Трудно, разумеется, приложить это невинное объяснение к таким случаям, когда мне приписываются вполне, так сказать, официально, в кавычках, вещи, которых я никогда не говорил. Например, на стр. 103:

«Положение книги бытия, гласящее: бог создал человека по своему образу и подобию, принимает в философии Богданова следующий вид: „Авторитарные правила религии создали бытие по своему образу и подобию“». Имеет ли это хоть малейший оттенок истинности?

Отвечаю: ни малейшего. Это прямая бессмыслица: и тот факт, что автор приписал ее мне, есть деяние с определенной юридической квалификацией.
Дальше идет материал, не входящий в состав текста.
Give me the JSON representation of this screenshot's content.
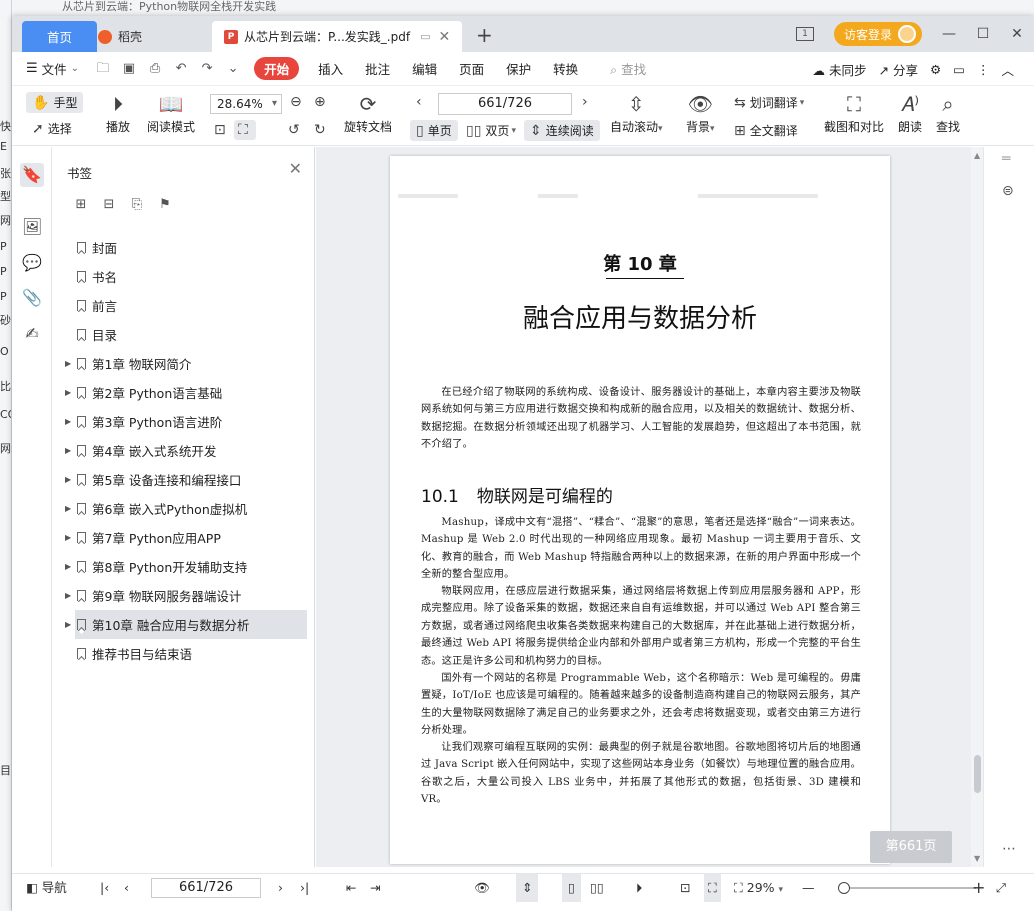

На следующей же, 104 странице, рецидив: «…Тектология, — пишет И. Вайнштейн, — не выдает себя за философию, а претендует на „оригинальный опыт ее преодоления“, а потому… и т. д. Слова „оригинальный опыт ее преодоления“ опять посредством кавычек приписаны мне и должны произвести на читателя впечатление саморекламы; между тем эта формулировка принадлежит Н. Бухарину, в его книге „Исторический материализм“» (стр. 87, изд. 1923 г.).

Все это уже не так похоже на невинное недопонимание. Или, может быть, все-таки недопонимание… того, что в порядочном обществе допускается и что не допускается. Тоже, так сказать, малограмотность, лишь в другой области.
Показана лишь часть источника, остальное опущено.